"Medrese" adı altında açılan kurum sayısının artmasına tepki gösteren İstanbul Barosu Başkanı Mehmet Durakoğlu, "Türkiye’nin özellikle laik yapısının değiştirilmesi konusundaki özel çabalardan biri. Anayasada yazılı laik devlet ilkesine aykırı bir yapılanma olduğu kanaatindeyim" dedi.
Cumhuriyet'ten Sefa Uyar'ın haberine göre, son dönemde medrese adı altındaki kurumların sayısının artması, hukuki tartışmayı beraberinde getirdi.
3 Mart 1924’teki devrim yasalarının ardından mahalle mektepleri ve medreseler kapatıldı. Ancak “medrese” adını kullanan yapılar varlığını sürdürüyor. Son olarak Diyarbakır’da Alimler ve Medreseler Birliği’nce “Şeyh Ahmed Şorşibi Külliyesi” adıyla medrese açıldı. İslami İlimler Merkezi’nin “Sultanahmet Medresesi” adını verdiği merkez ise “e-medrese” ile çevrimiçi program yürütüyor. Bu gelişmeler, medreselerin hukuki durumunu yeniden gündeme getirdi. İstanbul Barosu Başkanı Mehmet Durakoğlu, bu yapılanmaların, Cumhuriyet ile birlikte oluşturulan temellerin zayıflatılmasına yönelik çabalar olduğunu belirterek şu ifadeleri kullandı:
“Tevhidi Tedrisat Yasası’na aykırı, eğitim anlayışımızı başından sonuna kadar değiştirecek bir çaba olarak görüyorum. Asıl hedefin, bazı kitlelerin konsolide edilmesine yönelik seçim çabaları olduğu kanaatindeyim. Türkiye’nin özellikle laik yapısının değiştirilmesi konusundaki özel çabalardan biri. Anayasada yazılı laik devlet ilkesine aykırı bir yapılanma olduğu kanaatindeyim.”
Hukukçu Celal Ülgen ise Türkiye’nin, Atatürk’ün aydınlanma devrimleri ile çağdaşlaşma yoluna adım attığını, bunun en önemli adımlarından birinin ise Öğretim Birliği Yasası’nın kabul edilmesi olduğunu vurguladı. “Laik eğitime geçiş önemli ölçüde sağlanmış oldu. Medreselerin kapatılmasıyla bütün okullar, Milli Eğitim Bakanlığı’na bağlandı” diyen Ülgen, söz konusu yasanın, anayasanın 174. maddesiyle “devrim yasaları” kapsamında korunduğunu anımsattı.

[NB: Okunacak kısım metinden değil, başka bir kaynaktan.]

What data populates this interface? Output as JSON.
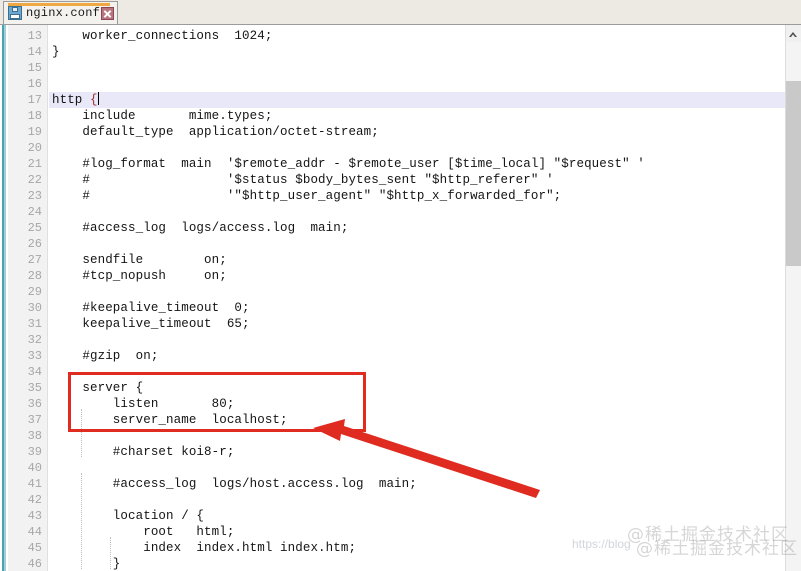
{
  "window": {
    "title": "nginx.conf"
  },
  "tabbar": {
    "tabs": [
      {
        "label": "nginx.conf",
        "icon": "floppy-disk-icon",
        "close_label": "×",
        "modified_accent": "#f0a843"
      }
    ]
  },
  "editor": {
    "first_visible_line": 13,
    "last_visible_line": 46,
    "highlighted_line": 17,
    "caret_line": 17,
    "lines": [
      {
        "n": 13,
        "text": "    worker_connections  1024;"
      },
      {
        "n": 14,
        "text": "}"
      },
      {
        "n": 15,
        "text": ""
      },
      {
        "n": 16,
        "text": ""
      },
      {
        "n": 17,
        "text": "http {"
      },
      {
        "n": 18,
        "text": "    include       mime.types;"
      },
      {
        "n": 19,
        "text": "    default_type  application/octet-stream;"
      },
      {
        "n": 20,
        "text": ""
      },
      {
        "n": 21,
        "text": "    #log_format  main  '$remote_addr - $remote_user [$time_local] \"$request\" '"
      },
      {
        "n": 22,
        "text": "    #                  '$status $body_bytes_sent \"$http_referer\" '"
      },
      {
        "n": 23,
        "text": "    #                  '\"$http_user_agent\" \"$http_x_forwarded_for\";"
      },
      {
        "n": 24,
        "text": ""
      },
      {
        "n": 25,
        "text": "    #access_log  logs/access.log  main;"
      },
      {
        "n": 26,
        "text": ""
      },
      {
        "n": 27,
        "text": "    sendfile        on;"
      },
      {
        "n": 28,
        "text": "    #tcp_nopush     on;"
      },
      {
        "n": 29,
        "text": ""
      },
      {
        "n": 30,
        "text": "    #keepalive_timeout  0;"
      },
      {
        "n": 31,
        "text": "    keepalive_timeout  65;"
      },
      {
        "n": 32,
        "text": ""
      },
      {
        "n": 33,
        "text": "    #gzip  on;"
      },
      {
        "n": 34,
        "text": ""
      },
      {
        "n": 35,
        "text": "    server {"
      },
      {
        "n": 36,
        "text": "        listen       80;"
      },
      {
        "n": 37,
        "text": "        server_name  localhost;"
      },
      {
        "n": 38,
        "text": ""
      },
      {
        "n": 39,
        "text": "        #charset koi8-r;"
      },
      {
        "n": 40,
        "text": ""
      },
      {
        "n": 41,
        "text": "        #access_log  logs/host.access.log  main;"
      },
      {
        "n": 42,
        "text": ""
      },
      {
        "n": 43,
        "text": "        location / {"
      },
      {
        "n": 44,
        "text": "            root   html;"
      },
      {
        "n": 45,
        "text": "            index  index.html index.htm;"
      },
      {
        "n": 46,
        "text": "        }"
      }
    ]
  },
  "annotations": {
    "highlight_box": {
      "name": "server-block-highlight",
      "color": "#e02b20",
      "covers_lines": [
        35,
        36,
        37
      ]
    },
    "arrow": {
      "name": "pointer-arrow",
      "color": "#e02b20",
      "points_to": "server block"
    }
  },
  "scrollbar": {
    "orientation": "vertical",
    "up_arrow": "chevron-up-icon"
  },
  "watermark": {
    "text_primary": "@稀土掘金技术社区",
    "text_secondary": "@稀土掘金技术社区",
    "url": "https://blog"
  }
}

Ülgen, “Medreselerin yeniden açılması, Cumhuriyet Aydınlanmasına ve Atatürk devrimlerine meydan okumadır. Müspet bilimler yerine ilim adı verdikleri bir Arap felsefesine ağırlık vermeleri üzüntü vericidir. Bu durum İslam’ın değil siyasal İslam’ın yayılmacı politikasının kendisidir” diye konuştu.